Consequently, much external attention on companies' annual reports still focuses on directors' pay. But though this disclosure is important, it is not the only important information to be presented in these documents.

According to a new publication from the communications consultants Sampson Tyrrell, the challenge is to "produce an annual report that both achieves best practice in disclosure and educates, motivates and reassures through meaningful narrative and effective design".

The report, Issues in Annual Reporting, says that the annual report is a cost-effective tool for creating a good relationship with investors, with the newly introduced Operating and Financial Review (OFR), offering communications benefits as well as requiring changes to the traditional annual report.

The consultancy describes how the litigious nature of the North American market has encouraged companies to make the US equivalent of the OFR somewhat formulaic. It warns that UK reports should avoid this approach if they are to retain their credibility and aid understanding.

In keeping with its role as a communications specialist, Sampson Tyrrell also points out that companies can use the annual report to project their brands. Since "a strong brand is vital to sustainable success", it says, it is vital to establish it in the minds of investors.
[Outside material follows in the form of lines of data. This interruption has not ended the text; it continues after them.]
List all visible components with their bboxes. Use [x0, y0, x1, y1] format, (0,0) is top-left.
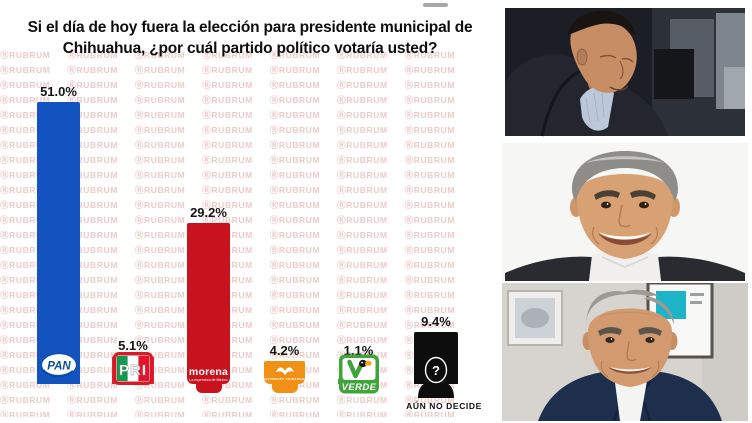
- bar-group-morena: 29.2% morena La esperanza de México: [187, 204, 230, 393]
- pan-logo-text: PAN: [47, 361, 71, 373]
- gray-dash-artifact: [423, 3, 448, 7]
- morena-bar-tab: [195, 382, 222, 393]
- candidate-photo-3: [502, 283, 748, 421]
- bar-group-undecided: 9.4% ?: [414, 314, 458, 398]
- verde-logo: VERDE: [338, 354, 379, 399]
- bar-plot: 51.0% PAN 5.1%: [37, 84, 458, 398]
- candidate-portrait-dark-office: [502, 5, 748, 139]
- bar-value-label-morena: 29.2%: [190, 204, 227, 220]
- mc-eagle-icon: [275, 367, 294, 376]
- bar-verde: VERDE: [338, 354, 379, 394]
- bar-undecided: ?: [414, 332, 458, 398]
- toucan-icon: [358, 359, 371, 368]
- bar-value-label-verde: 1.1%: [343, 342, 374, 358]
- undecided-caption: AÚN NO DECIDE: [406, 401, 482, 411]
- bar-pan: PAN: [37, 102, 80, 384]
- bar-pri: PRI: [112, 352, 154, 385]
- morena-logo-subtext: La esperanza de México: [189, 377, 228, 382]
- bar-value-label-pri: 5.1%: [118, 337, 148, 353]
- bar-group-pan: 51.0% PAN: [37, 84, 80, 384]
- poll-chart-panel: ⓇRUBRUM ⓇRUBRUM ⓇRUBRUM ⓇRUBRUM ⓇRUBRUM …: [0, 3, 482, 417]
- question-mark: ?: [432, 363, 440, 378]
- bar-group-mc: 4.2% MOVIMIENTO CIUDADANO: [262, 342, 307, 393]
- bar-value-label-undecided: 9.4%: [421, 314, 451, 329]
- bar-value-label-pan: 51.0%: [40, 84, 77, 99]
- pan-logo: PAN: [40, 352, 78, 383]
- undecided-silhouette: ?: [414, 352, 458, 398]
- silhouette-shoulders: [418, 382, 454, 398]
- verde-logo-text: VERDE: [341, 382, 376, 393]
- bar-morena: morena La esperanza de México: [187, 222, 230, 393]
- pri-logo-text: PRI: [119, 362, 147, 379]
- bar-group-verde: 1.1% VERDE: [338, 342, 379, 394]
- candidate-photo-1: [502, 5, 748, 139]
- mc-logo-text: MOVIMIENTO CIUDADANO: [262, 377, 307, 382]
- candidate-photos-column: [502, 0, 750, 423]
- chart-title: Si el día de hoy fuera la elección para …: [27, 19, 473, 58]
- morena-logo-text: morena: [188, 366, 229, 378]
- bar-mc: MOVIMIENTO CIUDADANO: [262, 360, 307, 393]
- mc-bar-tab: [271, 382, 298, 393]
- candidate-portrait-white-background: [502, 143, 748, 281]
- mc-logo: MOVIMIENTO CIUDADANO: [262, 361, 307, 384]
- bar-group-pri: 5.1% PRI: [112, 337, 154, 385]
- candidate-portrait-office: [502, 283, 748, 421]
- bar-value-label-mc: 4.2%: [269, 342, 300, 358]
- silhouette-head: [424, 356, 448, 384]
- candidate-photo-2: [502, 143, 748, 281]
- pri-logo: PRI: [112, 351, 154, 394]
Some companies are seeing such trends as a move towards better reporting on the environment as a method of promoting themselves as well, while others have responded to new technology by putting their accounts on disk. The only problem with this, points out Sampson Tyrrell, is that most City institutions and analysts find this method of displaying accounts information "not at all useful"; only one in eight rated it "fairly useful".

The fact that many companies went down this route before acknowledging that there is an antipathy to it, perhaps supports the idea that companies should regularly seek to find out what their account users want, and update the information accordingly. Sampson Tyrrell recommends an "annual perceptions audit", rather than informal feedback, as the best way of refining the content of annual reports.

The important thing for companies to bear in mind is that information on financial performance is not the only data investors are looking for in the annual report. After all, events are likely to have moved on since the accounts were compiled.

Sampson Tyrrell claims to have established that only a quarter of shareholders see financial performance as the main message of the annual report. Increasingly, they make "informed choices on perceived performance coupled with an assessment of your long-term strategies, your corporate values, and your willingness to measure and communicate your impact on the environment".